Figure 3 Change in forced expiratory volumes and forced expiratory flow values for non-colonized monkeys from baseline (uninfected) to follow-up (SHIV-infected, Pneumocystis-negative) and for Pneumocystis-colonized monkeys from baseline (uninfected) to follow-up (SHIV-infected, Pneumocystis-colonized). Average follow-up of 8 months. * p = 0.02 for comparison of change in FEV0.4 and FEF25 − 75 in non-colonized versus Pneumocystis-colonized. Abbreviations: FEV0.4, forced expiratory volume during first 0.4 seconds; FEF25 − 75, forced expiratory flow over mid 50% of forced vital capacity; Pc, Pneumocystis.

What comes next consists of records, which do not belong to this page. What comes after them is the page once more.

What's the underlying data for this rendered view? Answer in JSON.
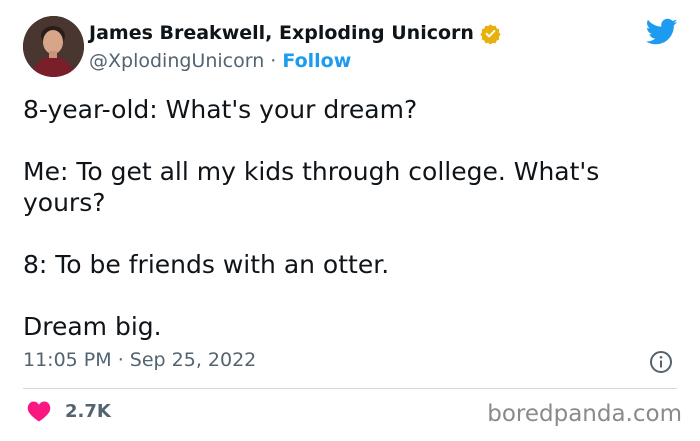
{
  "author": {
    "name": "James Breakwell, Exploding Unicorn",
    "handle": "@XplodingUnicorn",
    "separator": "·",
    "follow_label": "Follow",
    "verified_badge_color": "#e8b00f"
  },
  "icons": {
    "logo": "twitter-bird-icon",
    "verified": "verified-badge-icon",
    "info": "info-icon",
    "like": "heart-icon"
  },
  "colors": {
    "twitter_blue": "#1d9bf0",
    "like_red": "#f91880",
    "text_primary": "#0f1419",
    "text_secondary": "#536471"
  },
  "tweet": {
    "lines": [
      "8-year-old: What's your dream?",
      "Me: To get all my kids through college. What's yours?",
      "8: To be friends with an otter.",
      "Dream big."
    ],
    "time": "11:05 PM",
    "date": "Sep 25, 2022",
    "timestamp_separator": "·"
  },
  "engagement": {
    "likes": "2.7K"
  },
  "watermark": "boredpanda.com"
}
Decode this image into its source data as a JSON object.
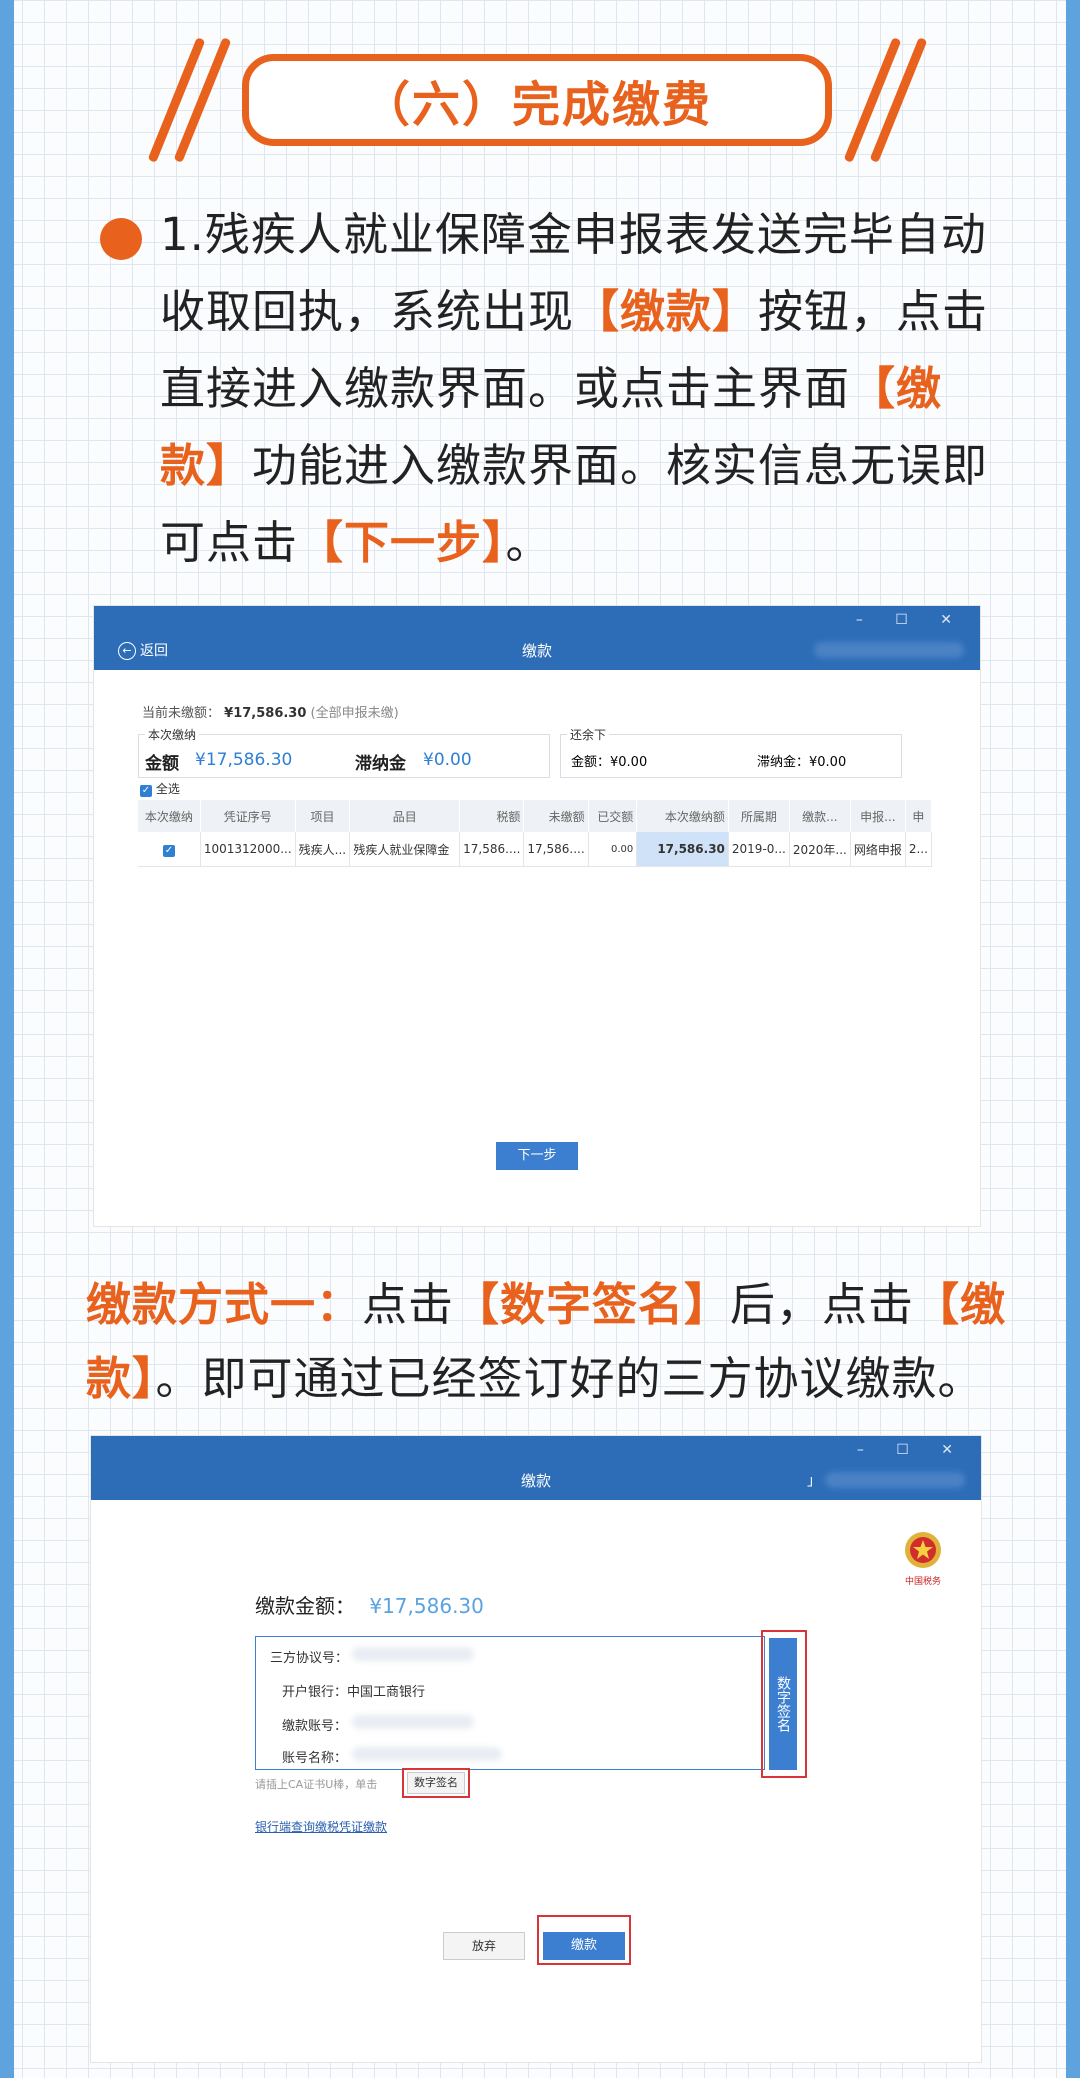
{
  "title": "（六）完成缴费",
  "para1": {
    "t1": "1.残疾人就业保障金申报表发送完毕自动收取回执，系统出现",
    "h1": "【缴款】",
    "t2": "按钮，点击直接进入缴款界面。或点击主界面",
    "h2": "【缴款】",
    "t3": "功能进入缴款界面。核实信息无误即可点击",
    "h3": "【下一步】",
    "t4": "。"
  },
  "para2": {
    "h0": "缴款方式一：",
    "t1": "点击",
    "h1": "【数字签名】",
    "t2": "后，点击",
    "h2": "【缴款】",
    "t3": "。即可通过已经签订好的三方协议缴款。"
  },
  "shot1": {
    "window_controls": "–  ☐  ✕",
    "back_label": "返回",
    "window_title": "缴款",
    "unpaid_label": "当前未缴额：",
    "unpaid_value": "¥17,586.30",
    "unpaid_note": "(全部申报未缴)",
    "this_payment_legend": "本次缴纳",
    "amount_label": "金额",
    "amount_value": "¥17,586.30",
    "late_fee_label": "滞纳金",
    "late_fee_value": "¥0.00",
    "remaining_legend": "还余下",
    "remaining_amount": "金额：¥0.00",
    "remaining_late_fee": "滞纳金：¥0.00",
    "select_all": "全选",
    "columns": [
      "本次缴纳",
      "凭证序号",
      "项目",
      "品目",
      "税额",
      "未缴额",
      "已交额",
      "本次缴纳额",
      "所属期",
      "缴款...",
      "申报...",
      "申"
    ],
    "row": [
      "✓",
      "1001312000...",
      "残疾人...",
      "残疾人就业保障金",
      "17,586....",
      "17,586....",
      "0.00",
      "17,586.30",
      "2019-0...",
      "2020年...",
      "网络申报",
      "2..."
    ],
    "next_button": "下一步"
  },
  "shot2": {
    "window_controls": "–  ☐  ✕",
    "window_title": "缴款",
    "title_mark": "」",
    "emblem_caption": "中国税务",
    "amount_label": "缴款金额：",
    "amount_value": "¥17,586.30",
    "agreement_label": "三方协议号：",
    "bank_label": "开户银行：",
    "bank_value": "中国工商银行",
    "account_label": "缴款账号：",
    "account_name_label": "账号名称：",
    "side_button": "数字签名",
    "hint": "请插上CA证书U棒，单击",
    "sign_button": "数字签名",
    "bank_link": "银行端查询缴税凭证缴款",
    "abandon_button": "放弃",
    "pay_button": "缴款"
  },
  "colors": {
    "accent_orange": "#e8611d",
    "titlebar_blue": "#2d6db8",
    "highlight_red": "#d9343a"
  }
}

Figure 3 Change in forced expiratory volumes and forced expiratory flow values for non-colonized monkeys from baseline (uninfected) to follow-up (SHIV-infected, Pneumocystis-negative) and for Pneumocystis-colonized monkeys from baseline (uninfected) to follow-up (SHIV-infected, Pneumocystis-colonized). Average follow-up of 8 months. * p = 0.02 for comparison of change in FEV0.4 and FEF25 − 75 in non-colonized versus Pneumocystis-colonized. Abbreviations: FEV0.4, forced expiratory volume during first 0.4 seconds; FEF25 − 75, forced expiratory flow over mid 50% of forced vital capacity; Pc, Pneumocystis.

CONCLUSION

Despite the enormous public health burden of COPD, we still do not understand the factors that determine differential development and progression of disease in smokers. Various microbes may be involved in the pathogenesis of COPD by perpetuating the “vicious circle” of airway colonization, inflammation, and destruction. Pneumocystis is an agent recently proposed to play a role in COPD by inducing inflammatory changes that contribute to development and progression of disease. The presence of Pneumocystis in the lung may lead to chronic lung injury and worsening of pulmonary function. Additional studies are needed to better define the role of Pneumocystis in COPD and to determine the exact mechanism of its effects. Understanding the role of Pneumocystis colonization may help us identify a novel, treatable risk factor for progression of COPD.

Supported by NIH HL072837, HL083461 (AM), HL077095 (KN) HL083462 (KN), and HL084948 (FCS).